Team Potato Land chanted Max Johnson’s name as he was their last participant for the event and could potentially bring the victory for them, but Team Rainbow Unicorn, consisting of Zoey Peasley, Lacee Hanson, Bailey Loutensock, Sierra Angerton and AnnaLeah Mecham, stole the lead by being the first team to successfully unwrap eight Hershey’s kisses. 

“The victory was yummy, good and fun,” Zoey said. 

The Chocolate Olympians headed outside for the next round of games: chocolate mini doughnut discus. Every contestant lobbed mini donuts as far as they could across the side lawn of the library. 

Four doughnuts were about tied for the farthest throw until 14-year-old Porter Southworth hurled his first mini doughnut across the lawn. Several of his competitors let out audible gasps, as his throw was several yards longer than anyone else’s. For the next few minutes, other teens tried and failed to surpass Porter’s mark. Porter explained his ability to launch the doughnut. 
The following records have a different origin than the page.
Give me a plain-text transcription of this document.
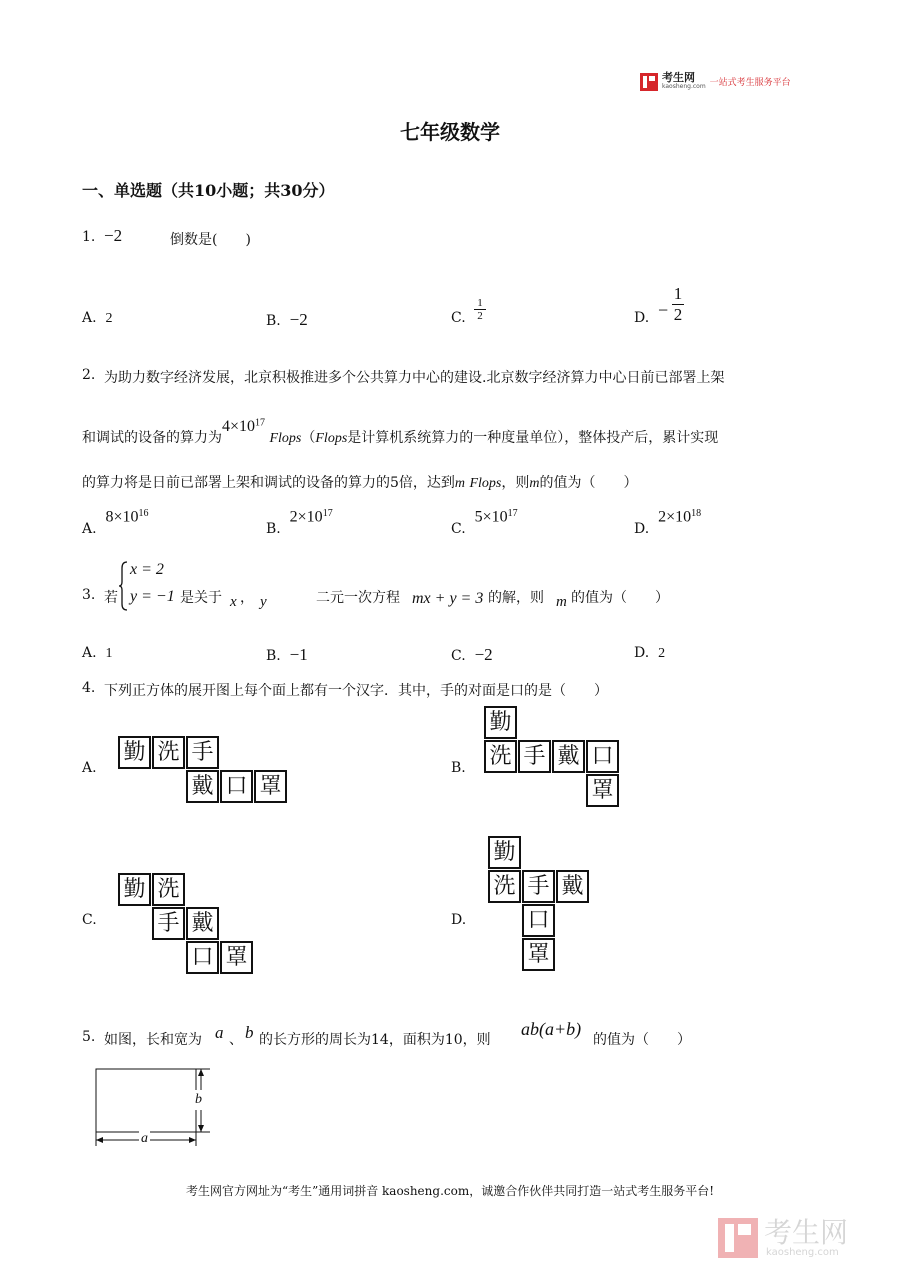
考生网
kaosheng.com 一站式考生服务平台
七年级数学
一、单选题（共10小题；共30分）
1. −2	倒数是(　　)
A. 2	B. −2	C.
1
2	D. −
1
2
2. 为助力数字经济发展，北京积极推进多个公共算力中心的建设.北京数字经济算力中心日前已部署上架
和调试的设备的算力为$4\times 10^{17}$ Flops（Flops是计算机系统算力的一种度量单位），整体投产后，累计实现
的算力将是日前已部署上架和调试的设备的算力的5倍，达到m Flops，则m的值为（　　）
A.  $8\times 10^{16}$
B.  $2\times 10^{17}$
C.  $5\times 10^{17}$
D.  $2\times 10^{18}$
3. 若
x = 2
y = −1 是关于 x ， y	二元一次方程 mx + y = 3 的解，则 m 的值为（　　）
A. 1	B. −1	C. −2	D. 2
4. 下列正方体的展开图上每个面上都有一个汉字．其中，手的对面是口的是（　　）
A.
勤 洗 手
戴 口 罩
B.
勤
洗 手 戴 口
罩
C.
勤 洗
手 戴
口 罩
D.
勤
洗 手 戴
口
罩
5. 如图，长和宽为 a 、 b 的长方形的周长为14，面积为10，则
ab(a+b)
的值为（　　）
a
b
考生网官方网址为“考生”通用词拼音 kaosheng.com，诚邀合作伙伴共同打造一站式考生服务平台!
考生网
kaosheng.com
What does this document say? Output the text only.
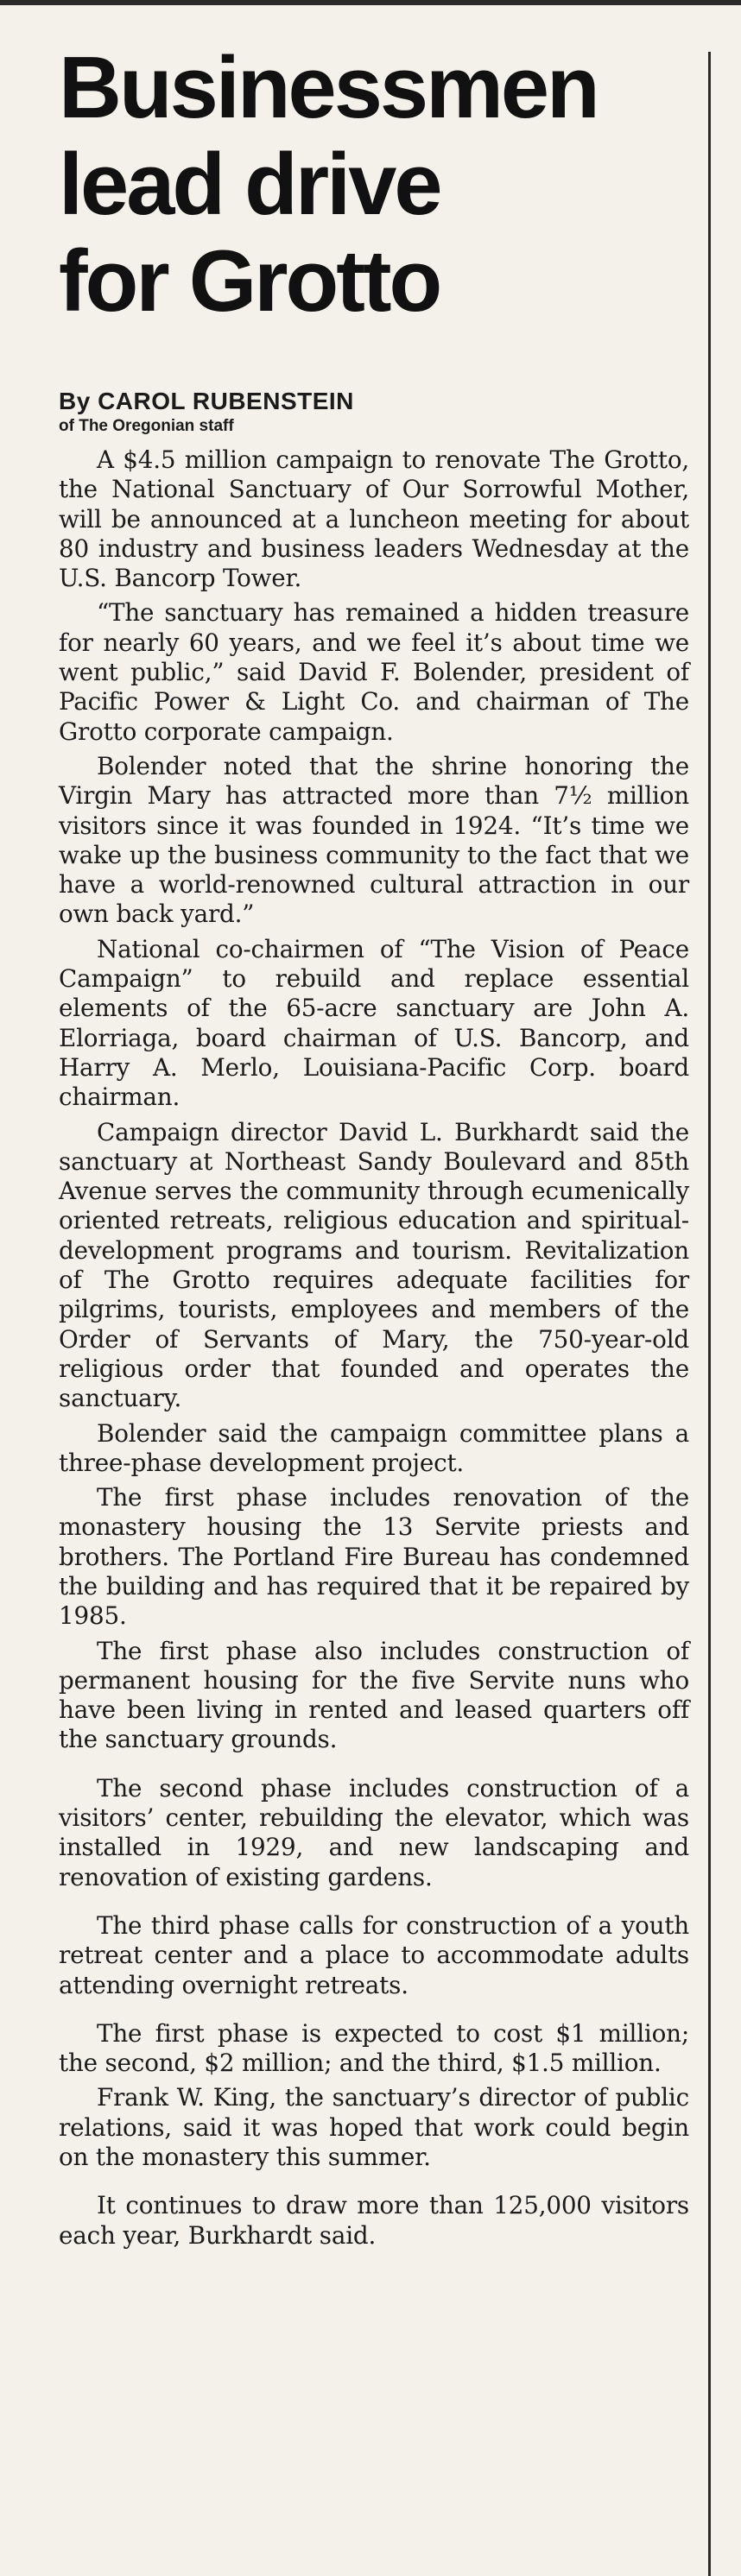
Businessmen
lead drive
for Grotto
By CAROL RUBENSTEIN
of The Oregonian staff

A $4.5 million campaign to renovate The Grotto, the National Sanctuary of Our Sorrowful Mother, will be announced at a luncheon meeting for about 80 industry and business leaders Wednesday at the U.S. Bancorp Tower.

“The sanctuary has remained a hidden treasure for nearly 60 years, and we feel it’s about time we went public,” said David F. Bolender, president of Pacific Power & Light Co. and chairman of The Grotto corporate campaign.

Bolender noted that the shrine honoring the Virgin Mary has attracted more than 7½ million visitors since it was founded in 1924. “It’s time we wake up the business community to the fact that we have a world-renowned cultural attraction in our own back yard.”

National co-chairmen of “The Vision of Peace Campaign” to rebuild and replace essential elements of the 65-acre sanctuary are John A. Elorriaga, board chairman of U.S. Bancorp, and Harry A. Merlo, Louisiana-Pacific Corp. board chairman.

Campaign director David L. Burkhardt said the sanctuary at Northeast Sandy Boulevard and 85th Avenue serves the community through ecumenically oriented retreats, religious education and spiritual-development programs and tourism. Revitalization of The Grotto requires adequate facilities for pilgrims, tourists, employees and members of the Order of Servants of Mary, the 750-year-old religious order that founded and operates the sanctuary.

Bolender said the campaign committee plans a three-phase development project.

The first phase includes renovation of the monastery housing the 13 Servite priests and brothers. The Portland Fire Bureau has condemned the building and has required that it be repaired by 1985.

The first phase also includes construction of permanent housing for the five Servite nuns who have been living in rented and leased quarters off the sanctuary grounds.

The second phase includes construction of a visitors’ center, rebuilding the elevator, which was installed in 1929, and new landscaping and renovation of existing gardens.

The third phase calls for construction of a youth retreat center and a place to accommodate adults attending overnight retreats.

The first phase is expected to cost $1 million; the second, $2 million; and the third, $1.5 million.

Frank W. King, the sanctuary’s director of public relations, said it was hoped that work could begin on the monastery this summer.

It continues to draw more than 125,000 visitors each year, Burkhardt said.
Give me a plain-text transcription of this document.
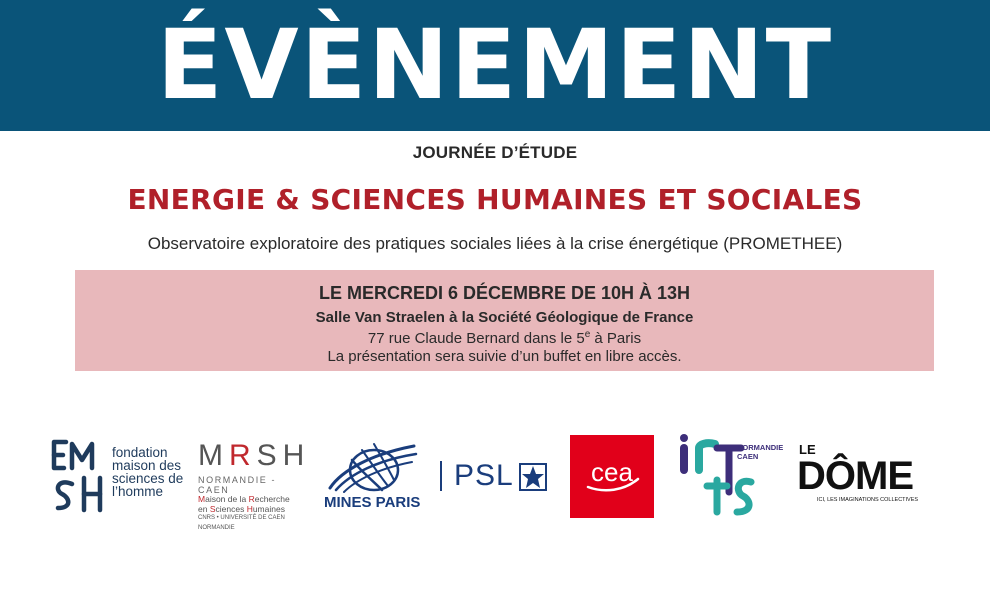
ÉVÈNEMENT
JOURNÉE D’ÉTUDE
ENERGIE & SCIENCES HUMAINES ET SOCIALES
Observatoire exploratoire des pratiques sociales liées à la crise énergétique (PROMETHEE)
LE MERCREDI 6 DÉCEMBRE DE 10H À 13H
Salle Van Straelen à la Société Géologique de France
77 rue Claude Bernard dans le 5e à Paris
La présentation sera suivie d’un buffet en libre accès.
fondation maison des sciences de l’homme
MRSH
NORMANDIE - CAEN
Maison de la Recherche
en Sciences Humaines
CNRS • UNIVERSITÉ DE CAEN NORMANDIE
MINES PARIS
PSL	cea
NORMANDIE
CAEN	LE
DÔME
ICI, LES IMAGINATIONS COLLECTIVES
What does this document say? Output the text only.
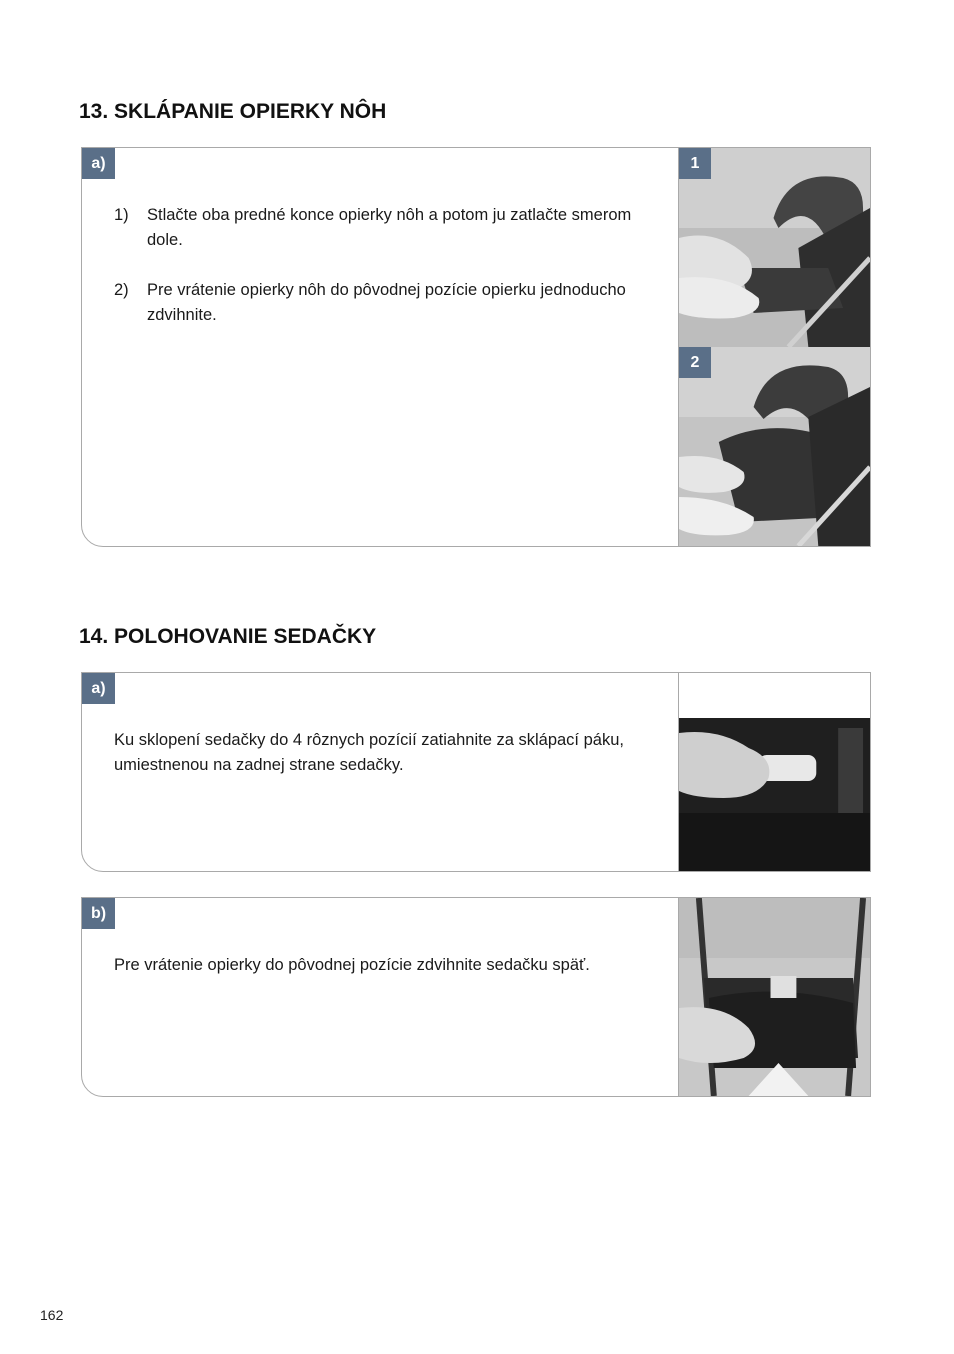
13. SKLÁPANIE OPIERKY NÔH
a)
1) Stlačte oba predné konce opierky nôh a potom ju zatlačte smerom dole.
2) Pre vrátenie opierky nôh do pôvodnej pozície opierku jednoducho zdvihnite.
1
2
14. POLOHOVANIE SEDAČKY
a)

Ku sklopení sedačky do 4 rôznych pozícií zatiahnite za sklápací páku, umiestnenou na zadnej strane sedačky.

b)

Pre vrátenie opierky do pôvodnej pozície zdvihnite sedačku späť.

162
“I used to be part of a lot of sports where you throw stuff, like baseball,” he said. “Also, when my family gets bored while camping we throw rocks off of cliffs, and I just got really good at it from there.” 

Porter described his first-place as “awesomeness,” and his fellow teens geared up to beat him in the next round of their Olympics. 

One team member knelt in the center of four equidistant team members. The teammate in the middle held a plastic cup on his or her head, and the remaining team members attempted to toss Whoppers into the cup in 30 to 60 second intervals. 

Bailey, for Team Rainbow, used strategy to bring her team to the lead. She moved her head from side to side to catch the candies. While none of the other teams did this, Bailey was not disqualified, and her team won several rounds of the game. 

“I just had to have confidence that we could really do this—that we could really win,” she said. 

Potato Land took their first victory in the second round of the circular candy toss, and all four teams proceeded to the Oreo balancing game. One person laid on their back, and the other team members tried to stack as many cookies on the person’s forehead as possible without the cookies tumbling over. 

Three teams won three different rounds of the cookie balancing, but AnnaLeah was relieved that her team, Team Rainbow, beat her sister’s team, Potato Land, in the tiebreaker. 

The games were mostly for fun, and not for a major competition, Wagner said, but the teens who won the most games were given mega chocolate bars, which served as their symbolic gold medals. 

The Chocolate Olympics was so popular that it might find its way back to the Bingham Creek Library again, Wagner said. Luckily, the library doesn’t have to wait four years for its next games.